As the guy with the equipment, I somehow ended up being the one who organized the shoots. I certainly never intended to seize control. I was just the guy who ended up with logistical ideas. I rotated crew duties, shifting directorial, editing, and photographic duties after I asked our crew members specifically what they were interested in doing. In Sacramento, we had a small ensemble of actors that included several friends, my sister, and all of the crew members. I solicited ideas from the group, often stepping in to help others flesh out their stories into a screenplay. I had spent much of high school studying screenplays (I once had my Terminator 2 screenplay book confiscated by my English teacher after my friend Tom and I were geeking out as the teacher delivered a lecture), writing scripts, and even attempted to make a feature film (called Three Kinds of Respect). Armed with this experience, I’d often sit next to a writer at a computer, asking the writer questions about the characters and the situations. We’d then bang out an intricate shooting script.

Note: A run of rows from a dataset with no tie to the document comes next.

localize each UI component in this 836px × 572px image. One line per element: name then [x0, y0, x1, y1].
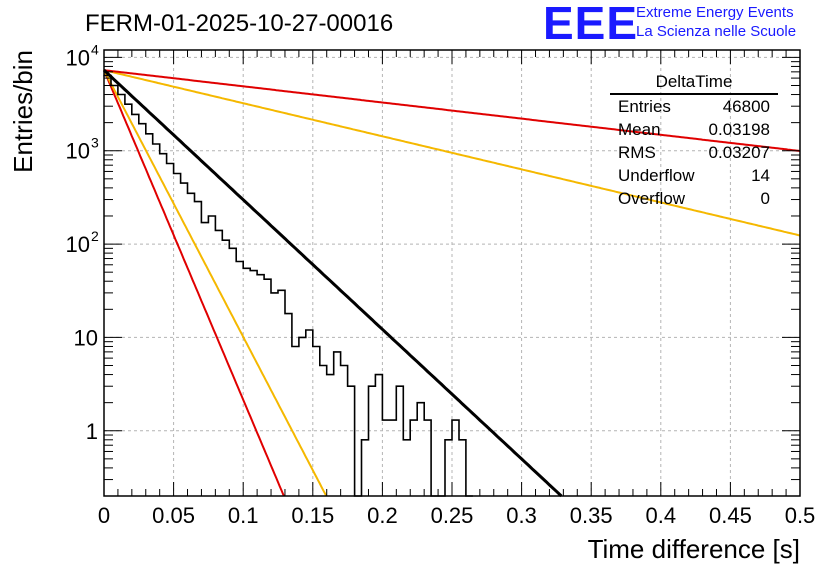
stats-label: Underflow [618, 166, 695, 185]
histogram-bin [306, 330, 313, 496]
stats-label: Mean [618, 120, 661, 139]
stats-row-underflow: Underflow 14 [610, 165, 778, 188]
x-tick-label: 0.15 [291, 503, 334, 528]
histogram-bin [153, 144, 160, 496]
eee-line1: Extreme Energy Events [636, 4, 794, 21]
histogram-steps [103, 74, 473, 497]
histogram-bin [167, 163, 174, 496]
stats-label: RMS [618, 143, 656, 162]
stats-value: 0 [760, 189, 770, 208]
histogram-bin [348, 386, 355, 496]
histogram-bin [285, 314, 292, 496]
stats-row-overflow: Overflow 0 [610, 188, 778, 211]
stats-row-entries: Entries 46800 [610, 96, 778, 119]
histogram-bin [459, 440, 466, 496]
eee-logo-text: Extreme Energy Events La Scienza nelle S… [636, 3, 796, 41]
histogram-bin [111, 85, 118, 496]
y-axis-label: Entries/bin [8, 50, 38, 173]
y-tick-exponent: 2 [91, 228, 99, 244]
histogram-bin [452, 420, 459, 496]
chart-title: FERM-01-2025-10-27-00016 [85, 10, 394, 37]
histogram-bin [396, 386, 403, 496]
histogram-bin [417, 403, 424, 496]
histogram-bin [118, 95, 125, 496]
y-tick-label: 1 [86, 419, 98, 444]
stats-value: 0.03207 [708, 143, 770, 162]
histogram-bin [382, 420, 389, 496]
histogram-bin [389, 420, 396, 496]
stats-label: Overflow [618, 189, 686, 208]
histogram-bin [410, 420, 417, 496]
curve-red-shallow [103, 69, 801, 152]
curve-orange-shallow [103, 69, 801, 237]
stats-title: DeltaTime [610, 72, 778, 95]
histogram-bin [445, 440, 452, 496]
curve-orange-steep [103, 69, 328, 497]
x-tick-label: 0.1 [228, 503, 259, 528]
histogram-bin [139, 124, 146, 496]
histogram-bin [146, 134, 153, 496]
x-tick-label: 0.4 [646, 503, 677, 528]
histogram-bin [132, 114, 139, 496]
stats-row-rms: RMS 0.03207 [610, 142, 778, 165]
x-tick-label: 0.5 [785, 503, 816, 528]
histogram-bin [299, 337, 306, 496]
x-tick-label: 0.2 [367, 503, 398, 528]
histogram-bin [271, 293, 278, 496]
y-tick-label: 10 [66, 232, 90, 257]
fit-curve [102, 69, 563, 498]
stats-label: Entries [618, 97, 671, 116]
histogram-bin [327, 375, 334, 496]
stats-value: 46800 [722, 97, 770, 116]
stats-box: DeltaTime Entries 46800 Mean 0.03198 RMS… [610, 72, 778, 211]
histogram-bin [403, 440, 410, 496]
x-tick-label: 0.05 [152, 503, 195, 528]
curve-red-steep [103, 69, 285, 497]
y-tick-label: 10 [66, 139, 90, 164]
x-tick-label: 0.45 [709, 503, 752, 528]
histogram-bin [222, 240, 229, 496]
histogram-bin [424, 420, 431, 496]
histogram-bin [104, 75, 111, 496]
x-tick-label: 0 [98, 503, 110, 528]
x-tick-label: 0.35 [570, 503, 613, 528]
stats-value: 0.03198 [708, 120, 770, 139]
y-tick-exponent: 3 [91, 135, 99, 151]
x-tick-label: 0.3 [506, 503, 537, 528]
histogram-bin [362, 440, 369, 496]
stats-row-mean: Mean 0.03198 [610, 119, 778, 142]
histogram-bin [278, 290, 285, 496]
stats-value: 14 [751, 166, 770, 185]
histogram-bin [243, 268, 250, 496]
histogram-bin [215, 230, 222, 496]
histogram-bin [334, 352, 341, 496]
x-axis-label: Time difference [s] [588, 534, 800, 564]
y-tick-label: 10 [66, 45, 90, 70]
histogram-bin [368, 386, 375, 496]
eee-logo: EEE [543, 0, 639, 49]
histogram-bin [229, 248, 236, 496]
histogram-bin [250, 271, 257, 496]
x-tick-label: 0.25 [431, 503, 474, 528]
eee-line2: La Scienza nelle Scuole [636, 23, 797, 40]
histogram-bin [257, 275, 264, 496]
histogram-bin [174, 174, 181, 496]
histogram-bin [375, 375, 382, 496]
histogram-bin [236, 262, 243, 496]
y-tick-exponent: 4 [91, 41, 99, 57]
y-tick-label: 10 [74, 325, 98, 350]
histogram-bin [292, 346, 299, 496]
histogram-bin [208, 216, 215, 496]
histogram-bin [125, 104, 132, 496]
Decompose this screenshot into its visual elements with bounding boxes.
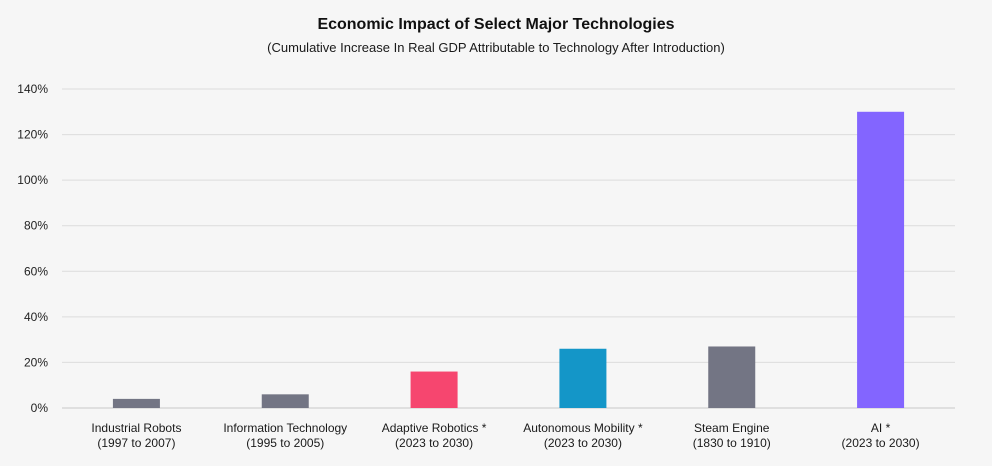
bar bbox=[410, 371, 458, 408]
y-tick-label: 140% bbox=[17, 82, 48, 96]
y-tick-label: 100% bbox=[17, 173, 48, 187]
category-label: Adaptive Robotics * bbox=[382, 421, 487, 435]
chart-subtitle: (Cumulative Increase In Real GDP Attribu… bbox=[267, 40, 725, 55]
bar bbox=[708, 346, 756, 408]
y-tick-label: 120% bbox=[17, 128, 48, 142]
chart-title: Economic Impact of Select Major Technolo… bbox=[317, 16, 675, 33]
category-date-range: (1995 to 2005) bbox=[246, 436, 324, 450]
category-date-range: (2023 to 2030) bbox=[544, 436, 622, 450]
category-date-range: (1830 to 1910) bbox=[693, 436, 771, 450]
y-tick-label: 40% bbox=[24, 310, 48, 324]
category-label: Information Technology bbox=[223, 421, 347, 435]
bar bbox=[112, 398, 160, 408]
bar bbox=[559, 348, 607, 408]
y-tick-label: 80% bbox=[24, 219, 48, 233]
category-label: Autonomous Mobility * bbox=[523, 421, 643, 435]
y-tick-label: 60% bbox=[24, 264, 48, 278]
category-date-range: (2023 to 2030) bbox=[395, 436, 473, 450]
category-date-range: (1997 to 2007) bbox=[97, 436, 175, 450]
bar bbox=[261, 394, 309, 408]
category-date-range: (2023 to 2030) bbox=[842, 436, 920, 450]
bar bbox=[857, 111, 905, 409]
y-tick-label: 0% bbox=[31, 401, 49, 415]
category-label: AI * bbox=[871, 421, 891, 435]
category-label: Steam Engine bbox=[694, 421, 770, 435]
y-tick-label: 20% bbox=[24, 355, 48, 369]
category-label: Industrial Robots bbox=[91, 421, 181, 435]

The above film, “Scene from a Mall,” was one of many films made during this period. It was built around an improvisational situation in which I played a disturbed man and Misa Whiteford played a woman waiting for her boyfriend. We shot this at the Country Club Mall in Sacramento, California, about ten years before the renovation. I suppose we approached this mall because, like Sunrise Mall, the 1960s aesthetic appealed to everybody. (It certainly reminded me of the original version of Dawn of the Dead.)

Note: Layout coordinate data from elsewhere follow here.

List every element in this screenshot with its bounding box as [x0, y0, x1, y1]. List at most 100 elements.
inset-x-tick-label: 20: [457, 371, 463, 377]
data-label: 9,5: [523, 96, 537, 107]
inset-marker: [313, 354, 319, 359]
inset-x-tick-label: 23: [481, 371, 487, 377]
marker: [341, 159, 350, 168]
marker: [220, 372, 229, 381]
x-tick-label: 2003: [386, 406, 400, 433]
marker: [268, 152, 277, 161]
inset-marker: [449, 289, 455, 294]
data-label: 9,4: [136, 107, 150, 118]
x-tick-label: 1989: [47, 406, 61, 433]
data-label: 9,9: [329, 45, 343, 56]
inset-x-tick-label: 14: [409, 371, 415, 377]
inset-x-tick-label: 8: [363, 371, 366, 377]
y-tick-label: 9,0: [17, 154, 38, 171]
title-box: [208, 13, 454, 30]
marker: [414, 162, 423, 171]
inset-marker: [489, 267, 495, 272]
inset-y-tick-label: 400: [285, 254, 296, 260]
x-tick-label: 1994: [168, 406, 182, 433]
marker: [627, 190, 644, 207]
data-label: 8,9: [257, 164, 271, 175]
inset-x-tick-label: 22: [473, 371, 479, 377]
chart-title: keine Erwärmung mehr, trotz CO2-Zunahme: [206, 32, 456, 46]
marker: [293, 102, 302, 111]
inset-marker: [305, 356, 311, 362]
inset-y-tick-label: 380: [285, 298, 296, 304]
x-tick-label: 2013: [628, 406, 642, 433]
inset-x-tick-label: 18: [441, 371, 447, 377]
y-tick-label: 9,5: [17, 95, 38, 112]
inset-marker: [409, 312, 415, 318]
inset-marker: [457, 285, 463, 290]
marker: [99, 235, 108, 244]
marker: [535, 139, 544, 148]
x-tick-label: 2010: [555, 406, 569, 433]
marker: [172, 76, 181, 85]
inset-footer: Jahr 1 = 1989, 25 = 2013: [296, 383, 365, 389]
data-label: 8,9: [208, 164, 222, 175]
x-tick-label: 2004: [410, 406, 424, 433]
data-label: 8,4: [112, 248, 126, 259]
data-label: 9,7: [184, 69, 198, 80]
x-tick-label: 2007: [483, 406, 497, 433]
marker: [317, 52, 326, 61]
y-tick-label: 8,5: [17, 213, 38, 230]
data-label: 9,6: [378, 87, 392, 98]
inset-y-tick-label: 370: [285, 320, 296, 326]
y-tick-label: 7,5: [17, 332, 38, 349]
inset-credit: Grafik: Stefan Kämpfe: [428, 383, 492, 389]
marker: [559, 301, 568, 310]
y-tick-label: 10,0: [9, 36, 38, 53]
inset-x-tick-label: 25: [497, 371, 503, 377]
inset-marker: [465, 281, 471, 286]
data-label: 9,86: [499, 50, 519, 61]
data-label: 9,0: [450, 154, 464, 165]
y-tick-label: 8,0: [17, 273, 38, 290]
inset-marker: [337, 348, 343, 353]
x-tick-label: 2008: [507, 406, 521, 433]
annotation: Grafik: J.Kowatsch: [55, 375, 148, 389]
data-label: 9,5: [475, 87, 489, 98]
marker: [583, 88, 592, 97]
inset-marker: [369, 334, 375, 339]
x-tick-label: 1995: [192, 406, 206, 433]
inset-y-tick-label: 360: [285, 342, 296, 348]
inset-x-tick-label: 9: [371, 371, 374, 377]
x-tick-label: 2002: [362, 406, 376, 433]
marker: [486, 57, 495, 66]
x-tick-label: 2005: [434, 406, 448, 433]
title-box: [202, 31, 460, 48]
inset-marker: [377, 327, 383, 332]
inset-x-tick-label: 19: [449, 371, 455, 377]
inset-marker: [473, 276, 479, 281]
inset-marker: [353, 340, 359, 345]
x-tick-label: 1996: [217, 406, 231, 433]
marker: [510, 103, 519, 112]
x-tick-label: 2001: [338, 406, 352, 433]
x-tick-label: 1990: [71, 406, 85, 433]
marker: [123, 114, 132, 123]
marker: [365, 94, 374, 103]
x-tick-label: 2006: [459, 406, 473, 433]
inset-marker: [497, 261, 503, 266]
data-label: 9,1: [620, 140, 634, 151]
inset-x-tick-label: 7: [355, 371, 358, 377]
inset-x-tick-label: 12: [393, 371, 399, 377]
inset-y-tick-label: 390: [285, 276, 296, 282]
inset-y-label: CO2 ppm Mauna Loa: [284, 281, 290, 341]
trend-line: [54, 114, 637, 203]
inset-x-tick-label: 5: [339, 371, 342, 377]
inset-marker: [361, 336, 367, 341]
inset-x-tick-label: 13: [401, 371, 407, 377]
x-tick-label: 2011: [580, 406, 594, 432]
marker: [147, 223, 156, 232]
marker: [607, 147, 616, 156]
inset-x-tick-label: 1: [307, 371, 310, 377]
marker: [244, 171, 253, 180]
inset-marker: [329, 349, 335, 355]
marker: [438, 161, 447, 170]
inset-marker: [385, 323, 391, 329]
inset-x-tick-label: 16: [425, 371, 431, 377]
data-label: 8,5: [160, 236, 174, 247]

I’ve revised the film slightly, taking out about 40 seconds from the original version. At the time, I was editing these little films using two four-head VCRs. So you’d be able to cut two shots and get it roughly within a half second of where you wanted. This was trickier than it sounds. Because you had to anticipate that the output VCR would begin recording at precisely one third of a second after you pressed the RECORD button. And it therefore took multiple attempts for each cut. When I later learned how to cut and splice Super 8, and when I worked on flatbeds, it was a luxury to be able to cut on the exact frame. The present generation is spoiled with their NLEs.
Of course, now that I’m working with NLEs, I thought I would exonerate my 19-year-old self and offer the cuts that I had intended all along just before getting this film up on YouTube. What once took patient hours now takes about one twentieth of the time.
The editing limitations never stopped me from being ambitious. I would eventually make another short film that would contain more than 100 shots and would be filmed in San Francisco, Folsom Lake, and various points around Sacramento. (I even managed to shoot some video with an ancient black-and-white video camera, but the camera was on its last legs and it actually shocked the cameraman and never worked again. My mother yelled at me for this technical deficiency, as if I had deliberately killed the camera. But that’s another story.)
I’m going to slowly get some of these old films up onto YouTube — in large part because the videotape sources are starting to deteriorate. And if I don’t digitize some of this footage now, it may be gone forever. (These films are from fifteen to seventeen years ago. Given that videotape is known to deteriorate within twenty years, it appears that I’ve got my hands full.)
I don’t know if I still have the original sources for this film, but I wince at all the mall chatter contained within the audio. I may revisit this film again and do my best to filter out the background noise and boost the dialogue. But however I mess with these films, I promise that Han Solo will not shoot first.